Sweet, wild berries plucked from roadside patches are a delightful side benefit of camping. Each summer, my husband Bob and I would send the kids off with their little metal buckets and the next day we would all enjoy the fruits of their labor: raspberry（覆盆子） pancakes turned on the grill or firm blackberries to dot a hot cooked-on-the-campfire peanut butter sandwich.
The children looked forward to picking. We could usually find just about anything, from blueberries in early summer to raspberries and blackberries in August.

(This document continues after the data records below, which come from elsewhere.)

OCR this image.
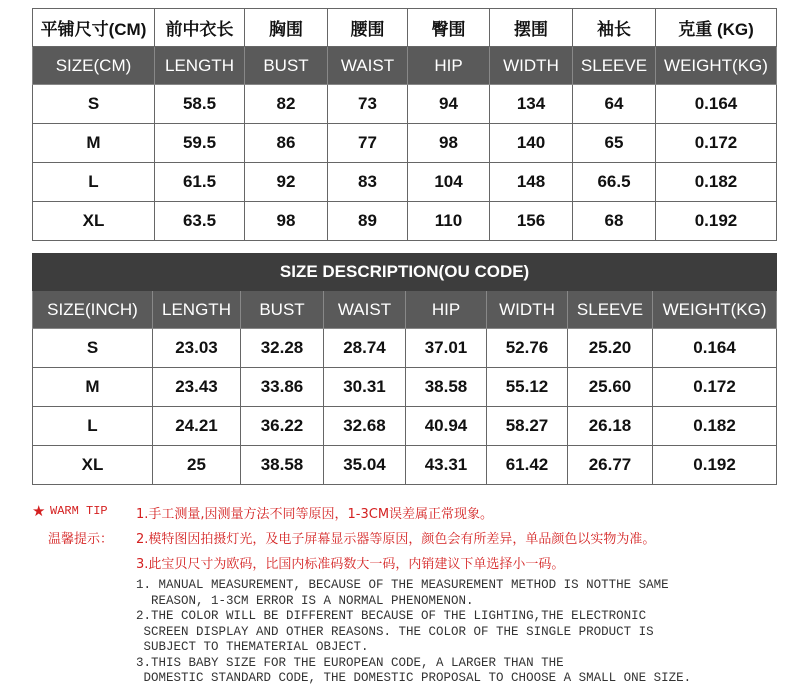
平铺尺寸(CM)	前中衣长	胸围	腰围	臀围	摆围	袖长	克重 (KG)
SIZE(CM)	LENGTH	BUST	WAIST	HIP	WIDTH	SLEEVE	WEIGHT(KG)
S	58.5	82	73	94	134	64	0.164
M	59.5	86	77	98	140	65	0.172
L	61.5	92	83	104	148	66.5	0.182
XL	63.5	98	89	110	156	68	0.192
SIZE DESCRIPTION(OU CODE)							
SIZE(INCH)	LENGTH	BUST	WAIST	HIP	WIDTH	SLEEVE	WEIGHT(KG)
S	23.03	32.28	28.74	37.01	52.76	25.20	0.164
M	23.43	33.86	30.31	38.58	55.12	25.60	0.172
L	24.21	36.22	32.68	40.94	58.27	26.18	0.182
XL	25	38.58	35.04	43.31	61.42	26.77	0.192
★ WARM TIP
温馨提示：
1.手工测量,因测量方法不同等原因，1-3CM误差属正常现象。
2.模特图因拍摄灯光，及电子屏幕显示器等原因，颜色会有所差异，单品颜色以实物为准。
3.此宝贝尺寸为欧码，比国内标准码数大一码，内销建议下单选择小一码。
1. MANUAL MEASUREMENT, BECAUSE OF THE MEASUREMENT METHOD IS NOTTHE SAME
REASON, 1-3CM ERROR IS A NORMAL PHENOMENON.
2.THE COLOR WILL BE DIFFERENT BECAUSE OF THE LIGHTING,THE ELECTRONIC
SCREEN DISPLAY AND OTHER REASONS. THE COLOR OF THE SINGLE PRODUCT IS
SUBJECT TO THEMATERIAL OBJECT.
3.THIS BABY SIZE FOR THE EUROPEAN CODE, A LARGER THAN THE
DOMESTIC STANDARD CODE, THE DOMESTIC PROPOSAL TO CHOOSE A SMALL ONE SIZE.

Every year - except one.
"There's nothing around here to pick!" five-year-old Julie complained, poking a stick into the dying fire one late summer evening.

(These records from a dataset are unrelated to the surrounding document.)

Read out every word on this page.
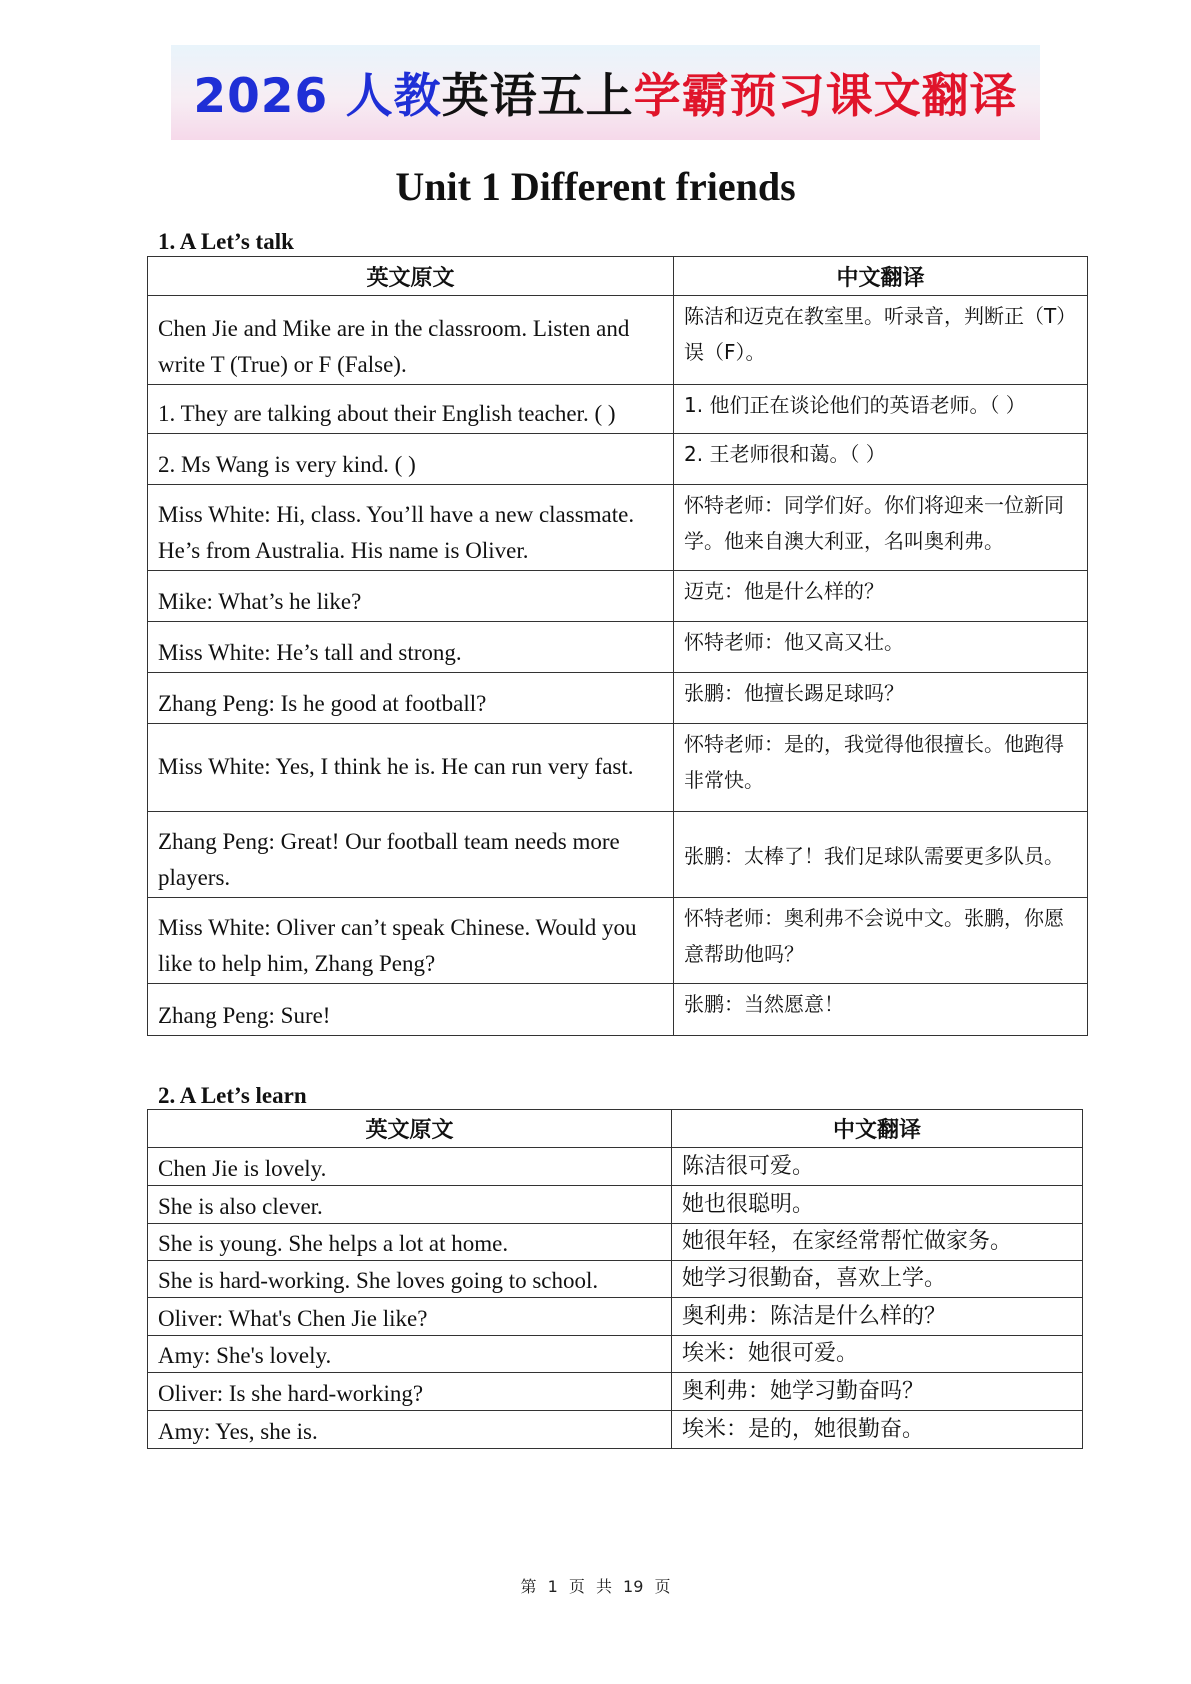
2026 人教英语五上学霸预习课文翻译
Unit 1 Different friends
1. A Let’s talk
英文原文	中文翻译
Chen Jie and Mike are in the classroom. Listen and write T (True) or F (False).	陈洁和迈克在教室里。听录音，判断正（T）误（F）。
1. They are talking about their English teacher. ( )	1. 他们正在谈论他们的英语老师。（ ）
2. Ms Wang is very kind. ( )	2. 王老师很和蔼。（ ）
Miss White: Hi, class. You’ll have a new classmate. He’s from Australia. His name is Oliver.	怀特老师：同学们好。你们将迎来一位新同学。他来自澳大利亚，名叫奥利弗。
Mike: What’s he like?	迈克：他是什么样的？
Miss White: He’s tall and strong.	怀特老师：他又高又壮。
Zhang Peng: Is he good at football?	张鹏：他擅长踢足球吗？
Miss White: Yes, I think he is. He can run very fast.	怀特老师：是的，我觉得他很擅长。他跑得非常快。
Zhang Peng: Great! Our football team needs more players.	张鹏：太棒了！我们足球队需要更多队员。
Miss White: Oliver can’t speak Chinese. Would you like to help him, Zhang Peng?	怀特老师：奥利弗不会说中文。张鹏，你愿意帮助他吗？
Zhang Peng: Sure!	张鹏：当然愿意！
2. A Let’s learn
英文原文	中文翻译
Chen Jie is lovely.	陈洁很可爱。
She is also clever.	她也很聪明。
She is young. She helps a lot at home.	她很年轻，在家经常帮忙做家务。
She is hard-working. She loves going to school.	她学习很勤奋，喜欢上学。
Oliver: What's Chen Jie like?	奥利弗：陈洁是什么样的？
Amy: She's lovely.	埃米：她很可爱。
Oliver: Is she hard-working?	奥利弗：她学习勤奋吗？
Amy: Yes, she is.	埃米：是的，她很勤奋。
第 1 页 共 19 页
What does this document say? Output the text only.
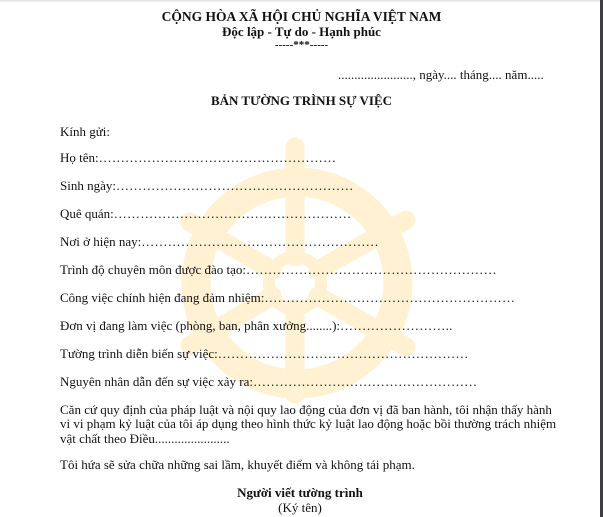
CỘNG HÒA XÃ HỘI CHỦ NGHĨA VIỆT NAM
Độc lập - Tự do - Hạnh phúc
-----***-----
......................., ngày.... tháng.... năm.....
BẢN TƯỜNG TRÌNH SỰ VIỆC
Kính gửi:
Họ tên:………………………………………………
Sinh ngày:………………………………………………
Quê quán:………………………………………………
Nơi ở hiện nay:………………………………………………
Trình độ chuyên môn được đào tạo:…………………………………………………
Công việc chính hiện đang đảm nhiệm:…………………………………………………
Đơn vị đang làm việc (phòng, ban, phân xưởng........):……………………..
Tường trình diễn biến sự việc:…………………………………………………
Nguyên nhân dẫn đến sự việc xảy ra:……………………………………………
Căn cứ quy định của pháp luật và nội quy lao động của đơn vị đã ban hành, tôi nhận thấy hành vi vi phạm kỷ luật của tôi áp dụng theo hình thức kỷ luật lao động hoặc bồi thường trách nhiệm vật chất theo Điều.......................
Tôi hứa sẽ sửa chữa những sai lầm, khuyết điểm và không tái phạm.
Người viết tường trình
(Ký tên)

The season had been too dry; what few blackberries were left on the bushes were hard as marbles.
"Yeah. I looked all over," added four-year-old Brian. "Wish there was something."
That night, after the kids were zipped into their sleeping sacks and I was sure they weren't awake, I handed Bob a bag of large marshmallows and I grabbed a bag of the miniatures.
"Get the lantern and follow me," I said. "We're going to make a memory."
"What?" He looked puzzled.
I told him about the kids'campfire conversation and Bob grinned, "Let's go!"
The next morning over pancakes, I said, "Kids, I think you're going to have something to pick today."
"Really!" Julie's eyes shone. "What?"
"What?" echoed Brian.
"Marshmallows," I said, as though I'd said it every summer. "Last night Daddy and I walked down toward the lake and it looks as though they're just about ready to pick. It's a good thing we're here now. They only come out one day a year."
Julie looked skeptical, and Brian giggled. "You're silly, Mom! Marshmallows come in bags from the store."
I shrugged. "So do blackberries, but you've picked those, haven't you? Somebody just puts them in bags."
"Daddy, is that true?" He demanded.
Bob was very busy turning pancakes. "Guess you'll just have to go find out for yourself," he answered. "Okay!"
They were off in a flurry, little metal buckets reflecting the morning sun.
"You nut," Bob said to me, laughing. "It won't work."
"Be a believer," I answered.
Minutes later our two excited children rushed into the clearing.
"Look! I got some that were just babies!" Julie held up a miniature.
"I picked the big ones!" said Brian. "Boy, I want to cook one! Light the fire, Daddy, quick!"
"All right, all right, settle down." Bob winked at me. "They won't spoil." He lit some small sticks while the kids ran for their hot dog forks.
"Mine will be better because they're so little," predicted Julie. Brian shrugged, mashing two large ones on his fork.
We waited for the culinary verdict.
"Wow! Brian's eyes rounded with surprise. "These are sure better than those old ones in the bags!" He reached for another. "These are so good!"
"Of course," I said. "These are really fresh!"
Julie looked puzzled. "How come all those marshmallow bushes don't have the same kinds of leaves?"
"Just different kinds, that's all," I replied quickly. "Like flowers."
"Oh." She licked her fingers, seemingly satisfied with my answer. Then, studying the next marshmallow before she popped it into her mouth, she looked up with the sweetest smile and said softly, "We're so lucky that they bloomed today!"